(Cutty Shark, 2001)
Looks like the local weather gods – vinyl fans, apparently – listened to the internet sobbings of Jason Seven Inches and I Think I Hate My 45s Me, because today the neverending rain actually held off long enough to allow me to attend a minor league baseball game. And not only did I receive a free Barack Obama bobblehead at the gate, but I, a betting man, also got to make a wager with my companion concerning one Daniel April, a left-handed reliever outta Colorado who made his professional debut in this very game. My GUARANTEE is that this guy is going to make it to the major leagues some day, even if it’s just for one pitch five or six years down the road. Yes, I GUARANTEE IT! Now, is that because I have a sharp scouting eye and could see something special over the one-and-a-third innings April threw for the short-season Hudson Valley Renegades tonight? Heck no! It’s because he’s a left-handed reliever! All of those guys get called up sooner or later, schlubs or otherwise! So here’s hoping you make a fine career of it, young Daniel April, and here’s hoping I collect a cool FIVE BUCKS in the not-too-distant future.

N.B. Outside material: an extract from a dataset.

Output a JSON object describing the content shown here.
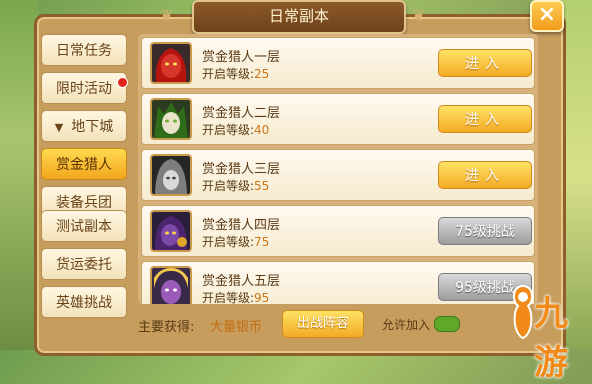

BUT. On a more serious note, as a wise man once observed, the word “baseball” ends with two L’s. As does the word, or shall we say band name, “Hopewell.” And that’s an eerie yet excellent point, wise man!
OK, all classic segues aside, what was Hopewell getting itself up to in 2001? Well, other than releasing the gooey, hard-hitting druggernaut pop LP The Curved Glass (most of which had been recorded four years earlier!), these fellers from upstate NY were busy dribbling out 7”s and EPs chock fulla porky-prime cuts. Like “The Angel is My Watermark,” a rompin’, stompin’ single-edit of the album’s best track, one that’s heavy on the toms, the fuzz, and the melodic knife-twisting, a perfect blend of ’90s space-rock and millennial Fridmann bombast. Lunar pomp? Yes! WOW! A song this swell certainly deserves to be heard in four different incarnations, and thankfully that’s just what Hopewell offered at the time: The LP contains both the “standard” “Angel” and an instrumental reprise; the 7” has the truncated “North Atlantic Edit” (first released on a 2000 Fierce Panda multi-artist EP called “Clooney Tunes”); and the CD EP features a full-length mix that joins the two sections from the album into one ultimate version. Yeepers! Also included on the 7” and the EP, “Incantatio” is an experimental zone-out that moves from hushed lullaby to rhythm-centric tribal-clomp; it’s interesting and worth hearing, but seems to belong more to the band’s earlier, “freer” phase than to the more carefully-structured act it was by now evolving into. And while that semi-schizophrenia of vision would soon be resolved after a few years and a few lineup changes on The Birds of Appetite, these 2000/2001 releases still represent, for better or worse (mostly the former), the most interesting and varied phase of Hopewell’s career – the period while the band was “mature,” essentially, but still figuring out exactly what it wanted to do and be.